/sports/hockey/canadien
Navigation
Canadien

Des changements inévitables...

Coup d'oeil sur cet article

À quoi ressemblera la formation du Canadien lorsque s’ébranlera la saison 2013-2014 en octobre prochain ?

Est-il beaucoup trop tôt pour dresser un tableau complet de la situation? Peut-être. Mais, on peut tout de même spéculer à la ­lumière des résultats de cette saison écourtée. Des joueurs ­partiront, d’autres auront un nouveau rôle. Pour ce qui est des nouveaux venus, Marc Bergevin a sa petite idée. Cependant, pour le moment, il n’a aucun contrôle sur les joueurs convoités.

Analysons les effectifs que l’on connaît.

Devant le filet, peut-on prévoir des changements? Non.

À la ligne bleue? Sans doute que Tomas Kaberle, Yannick Weber et Davis Drewiske partiront. Dans le cas de Kaberle, le CH rachètera la dernière année de son entente. Ceux qui se ­demandaient pourquoi on ne l’avait pas utilisé, surtout après la perte d’Alexei Emelin, la réponse est simple: les dirigeants ne voulaient surtout pas exposer Kaberle à une blessure.

Bye-bye Kaberle

Le règlement de la LNH interdit à une équipe de racheter le contrat d’un joueur sur la liste des blessés. Donc, il n’était pas question de courir un risque. Par conséquent, bye-bye Tomas.

Weber? Il est clair qu’il ne figure pas dans les plans de l’organisation, d’autant plus qu’on veut faire de la place pour Jarred Tinordi et Nathan Beaulieu.

Drewiske? Il n’aura fait que passer et aura causé beaucoup d’ennuis dans la prononciation de son nom. Sur la surface de jeu, on passera.
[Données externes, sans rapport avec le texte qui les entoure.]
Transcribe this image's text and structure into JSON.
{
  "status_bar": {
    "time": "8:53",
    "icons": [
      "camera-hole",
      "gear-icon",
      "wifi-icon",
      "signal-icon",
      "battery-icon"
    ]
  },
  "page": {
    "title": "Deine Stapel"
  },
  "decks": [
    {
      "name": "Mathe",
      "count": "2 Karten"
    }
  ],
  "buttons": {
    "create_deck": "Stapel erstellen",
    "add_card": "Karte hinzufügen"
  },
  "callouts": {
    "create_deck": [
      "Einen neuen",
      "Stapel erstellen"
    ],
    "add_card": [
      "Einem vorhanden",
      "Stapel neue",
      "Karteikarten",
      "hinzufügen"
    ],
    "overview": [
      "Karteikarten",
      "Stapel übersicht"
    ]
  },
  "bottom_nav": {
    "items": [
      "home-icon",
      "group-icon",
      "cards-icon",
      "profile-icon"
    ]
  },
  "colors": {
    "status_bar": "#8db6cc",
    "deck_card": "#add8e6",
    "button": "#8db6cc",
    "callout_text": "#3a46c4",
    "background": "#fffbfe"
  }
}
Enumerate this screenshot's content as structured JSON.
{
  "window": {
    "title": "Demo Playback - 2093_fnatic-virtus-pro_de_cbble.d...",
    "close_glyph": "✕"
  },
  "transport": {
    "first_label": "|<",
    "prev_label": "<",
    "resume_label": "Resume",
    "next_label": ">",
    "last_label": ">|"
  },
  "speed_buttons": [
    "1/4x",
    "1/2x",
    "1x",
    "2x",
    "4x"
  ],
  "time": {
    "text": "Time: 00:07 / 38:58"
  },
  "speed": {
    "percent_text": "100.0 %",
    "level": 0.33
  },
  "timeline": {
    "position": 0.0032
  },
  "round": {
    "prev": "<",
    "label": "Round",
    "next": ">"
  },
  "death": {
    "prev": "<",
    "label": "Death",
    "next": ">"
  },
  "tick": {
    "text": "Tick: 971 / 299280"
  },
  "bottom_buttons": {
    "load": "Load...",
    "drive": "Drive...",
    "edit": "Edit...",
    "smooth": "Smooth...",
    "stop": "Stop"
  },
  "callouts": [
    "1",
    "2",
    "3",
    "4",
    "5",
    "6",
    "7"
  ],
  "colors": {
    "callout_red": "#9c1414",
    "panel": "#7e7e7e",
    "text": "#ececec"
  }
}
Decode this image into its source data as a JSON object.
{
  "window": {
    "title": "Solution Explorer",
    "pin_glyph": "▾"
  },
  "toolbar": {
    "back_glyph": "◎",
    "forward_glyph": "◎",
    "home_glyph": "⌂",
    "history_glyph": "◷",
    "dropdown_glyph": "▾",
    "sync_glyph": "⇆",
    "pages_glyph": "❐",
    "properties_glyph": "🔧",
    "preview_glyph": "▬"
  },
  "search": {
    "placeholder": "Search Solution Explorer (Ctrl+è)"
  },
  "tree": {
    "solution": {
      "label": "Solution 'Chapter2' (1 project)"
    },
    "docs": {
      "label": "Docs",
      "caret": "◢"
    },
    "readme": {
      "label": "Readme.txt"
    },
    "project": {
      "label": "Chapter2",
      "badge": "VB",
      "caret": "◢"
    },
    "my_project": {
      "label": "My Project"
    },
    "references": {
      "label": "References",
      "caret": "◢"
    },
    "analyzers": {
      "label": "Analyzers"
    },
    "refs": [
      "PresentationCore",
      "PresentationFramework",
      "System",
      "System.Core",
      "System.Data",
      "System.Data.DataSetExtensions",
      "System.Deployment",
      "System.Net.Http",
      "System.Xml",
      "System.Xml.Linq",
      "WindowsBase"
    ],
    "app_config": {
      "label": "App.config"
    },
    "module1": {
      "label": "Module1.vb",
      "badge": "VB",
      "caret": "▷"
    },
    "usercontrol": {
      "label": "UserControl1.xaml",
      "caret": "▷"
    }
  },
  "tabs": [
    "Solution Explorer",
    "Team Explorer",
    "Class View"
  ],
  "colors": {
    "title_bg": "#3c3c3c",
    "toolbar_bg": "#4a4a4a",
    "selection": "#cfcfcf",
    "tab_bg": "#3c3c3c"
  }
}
À l’attaque, c’est plus compliqué.

Pourquoi?

Quand on a accordé une entente de quatre ans à David ­Desharnais, c’est parce qu’on croyait que sa fiche de 60 points la saison précédente lui conférait un statut particulier. On se disait qu’il appartenait au groupe des six meilleurs attaquants de la formation. Donc, il fallait s’assurer qu’il demeure dans ­l’organisation.

Or, Desharnais a perdu tous ses attributs au cours de cette ­saison écourtée. Que s’est-il passé exactement? C’est un mystère. On ne plonge pas comme ça dans la médiocrité d’une journée à l’autre. A-t-il levé le pied après avoir signé une entente dépassant la logique? Je ne le crois pas, ce n’est pas dans ses habitudes. C’est un patineur dévoué, vaillant, donc, ce n’est pas la raison.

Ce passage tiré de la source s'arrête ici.